Jewish centers in both Oakland and Alameda were targeted for anti-Semitic vandalism this year. In August — just after a large white supremacist rally in Charlottesville, Va., where a counter-protester was killed — two classroom windows were broken at Temple Israel of Alameda. In September, during Rosh Hashanah, anti-Semitic statements were found spray-painted on Temple Sinai in Oakland.
In both cases, the community quickly rallied around the congregations: In Alameda, a vigil was held the evening the vandalism was discovered, and in Oakland, worshipers papered over the vandalism and left messages of support. “Those are Oakland ideals in play: We take care of each other through kindness, compassion, and action,” Mayor Libby Schaaf said after the Oakland vandalism. “Today, we sent a collective message: ‘Oakland stands united against hate.'”

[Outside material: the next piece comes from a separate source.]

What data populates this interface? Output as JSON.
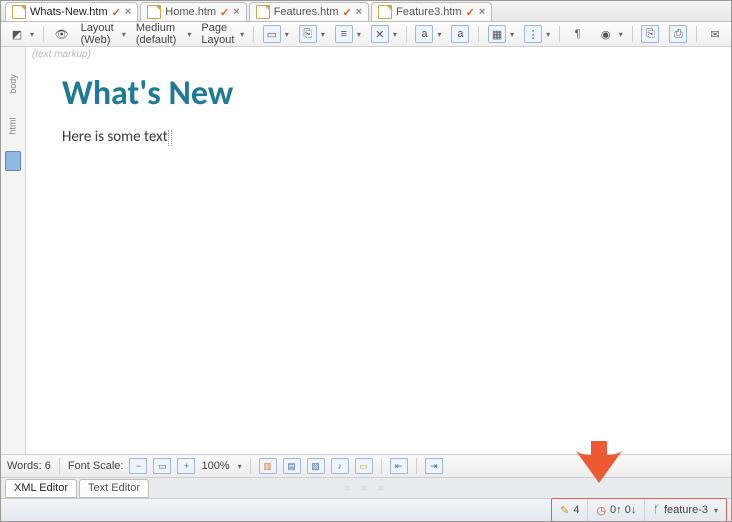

Another tactic of racist intimidation is displaying a noose, a reference to the long history of terrorism against the Black community through lynching. Nooses were found twice at the Port of Oakland earlier this year, leading to a brief work stoppage at the Oakland International Container Terminal in May. In August, about two weeks after the Charlottesville rally, San Leandro police investigated social media postings showing a truck in the city with a noose hanging from its tailgate. According to a police press release, investigators located the driver, who was apologetic and said he didn’t mean to offend anyone and would remove the noose from his truck. And in Fremont, two African-American workers sued Tesla, alleging that they were repeatedly subjected to racist epithets and graffiti.
While incidents of discrimination and racial hatred have never been absent in the Bay Area, Trump’s election seems to have emboldened the perpetrators of such behavior, leading to a troubling level of intimidating vandalism and destruction in 2017.